Most of our models of sustainability are not designed to cope with the
consequences of global environmental breakdown. Our fragile planet is being
knocked off balance, and the convergence of environmental disasters
makes it possible that imbalances in the earth's natural systems will undermine
all our best efforts at building a sustain-able society. Unless we plan
for it.
What we can expect from the future, at best, is a long period of transitional
instability as hyperstressed natural systems undergo unpredictable and strange,
non-linear, sometimes violent behavior, with sudden shifts to new plateaus
of radical change. In short, we can expect the unexpected. What we cannot
expect is that the ancient cycles of nature, upon which many of our ideas
of a better world depend, will remain dependable.

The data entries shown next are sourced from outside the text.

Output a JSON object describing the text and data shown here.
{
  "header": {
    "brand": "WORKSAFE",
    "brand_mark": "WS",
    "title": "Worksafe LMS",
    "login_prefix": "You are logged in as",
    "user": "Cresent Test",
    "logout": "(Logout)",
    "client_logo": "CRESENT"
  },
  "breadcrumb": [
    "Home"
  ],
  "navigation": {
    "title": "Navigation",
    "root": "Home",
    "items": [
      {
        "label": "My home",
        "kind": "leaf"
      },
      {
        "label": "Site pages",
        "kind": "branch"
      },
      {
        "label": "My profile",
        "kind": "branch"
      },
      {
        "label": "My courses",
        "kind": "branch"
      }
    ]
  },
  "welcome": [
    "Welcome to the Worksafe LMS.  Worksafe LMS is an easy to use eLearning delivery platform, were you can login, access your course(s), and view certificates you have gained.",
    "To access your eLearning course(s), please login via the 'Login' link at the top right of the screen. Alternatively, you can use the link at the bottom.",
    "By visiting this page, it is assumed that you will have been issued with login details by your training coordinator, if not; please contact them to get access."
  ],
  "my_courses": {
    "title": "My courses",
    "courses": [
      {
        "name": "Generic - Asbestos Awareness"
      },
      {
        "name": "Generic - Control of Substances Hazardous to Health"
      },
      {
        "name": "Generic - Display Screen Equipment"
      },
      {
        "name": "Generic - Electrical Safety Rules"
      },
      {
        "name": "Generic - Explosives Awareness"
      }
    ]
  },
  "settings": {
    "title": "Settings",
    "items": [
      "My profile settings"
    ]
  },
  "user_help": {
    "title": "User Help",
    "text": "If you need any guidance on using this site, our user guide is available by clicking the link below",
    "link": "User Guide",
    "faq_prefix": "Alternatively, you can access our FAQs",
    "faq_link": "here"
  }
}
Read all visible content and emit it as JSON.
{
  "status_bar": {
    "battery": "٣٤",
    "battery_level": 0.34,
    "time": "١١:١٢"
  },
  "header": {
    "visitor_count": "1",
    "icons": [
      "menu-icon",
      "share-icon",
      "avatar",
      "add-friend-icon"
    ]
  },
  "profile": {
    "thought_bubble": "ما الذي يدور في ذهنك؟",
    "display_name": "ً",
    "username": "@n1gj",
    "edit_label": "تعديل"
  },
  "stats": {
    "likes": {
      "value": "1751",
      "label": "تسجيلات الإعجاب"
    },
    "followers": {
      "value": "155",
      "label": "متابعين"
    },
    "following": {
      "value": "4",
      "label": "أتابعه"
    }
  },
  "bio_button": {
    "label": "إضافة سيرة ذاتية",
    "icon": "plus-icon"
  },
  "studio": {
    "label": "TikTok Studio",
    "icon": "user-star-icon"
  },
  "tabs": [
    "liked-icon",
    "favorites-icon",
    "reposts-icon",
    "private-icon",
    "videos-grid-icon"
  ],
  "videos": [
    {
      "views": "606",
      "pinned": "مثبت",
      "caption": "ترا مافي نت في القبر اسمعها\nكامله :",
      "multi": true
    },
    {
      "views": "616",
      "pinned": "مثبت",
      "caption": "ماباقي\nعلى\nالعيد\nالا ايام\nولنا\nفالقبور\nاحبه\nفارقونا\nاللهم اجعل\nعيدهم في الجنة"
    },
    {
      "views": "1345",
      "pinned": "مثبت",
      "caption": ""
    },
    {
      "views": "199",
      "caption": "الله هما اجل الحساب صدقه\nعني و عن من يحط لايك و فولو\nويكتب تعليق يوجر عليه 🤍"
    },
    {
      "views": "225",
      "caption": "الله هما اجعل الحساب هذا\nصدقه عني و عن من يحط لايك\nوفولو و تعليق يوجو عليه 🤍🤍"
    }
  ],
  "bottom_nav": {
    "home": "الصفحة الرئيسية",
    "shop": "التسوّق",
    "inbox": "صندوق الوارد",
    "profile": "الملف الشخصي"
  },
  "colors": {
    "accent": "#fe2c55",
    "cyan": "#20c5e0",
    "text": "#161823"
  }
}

Ecotopia might not survive such violent perturbations any better than
New York would. How will wind farming for energy survive if global warming
induced hurricanes become common? What happens to local self-sufficiency
when bands of ozone layer depletion destroy crops, or ocean current shifts
change the planting seasons? How can we encourage decentralization when
global environmental threats seem to demand centralized global planning
and management? Worst of all, how do we plan at all when systems are not
changing from one permanent state to another, but from equilibrium to
disequilibrium?
It may not be The End of Nature, as the popular book calls it,
but it is certainly the end of our romantic vision of Nature and of sustainability
- the vision of a simpler, quieter, more beautiful, appropriate technology
world ... a world which I, for one, deeply long for.
However, the new reality requires new thinking. Any realistic vision
of sustainability must address the dynamics of natural disequilibrium, and
must be conceived to mitigate and stabilize the erratic behavior of natural
systems.
Any model of sustainability needs to be designed to: (1) help mitigate
the major global environmental crises; (2) last through mid-range predictions
of global warming, extra ultraviolet, greater pollution and contamination,
and so on; (3) adapt to sudden shifts to new plateaus of unprecedented change;
and (4) help other systems, human and natural, to fulfill principles 1,
2, and 3.
The vision of the world we strive for is more important than ever before,
yet harder to grasp. Even if we were to implement some kind of sustainable
society tomorrow, we would be too late to fundamentally alter the fact of
natural disequilibrium. The changes that are emerging will force upon us
new and untried solutions. Adjusting our vision of sustainability to include
unpredictability in natural systems may mean the difference between successfully
shooting the rapids of change, and river-rafting over a major waterfall.
W. R. Prescott is a contributing editor to IN CONTEXT.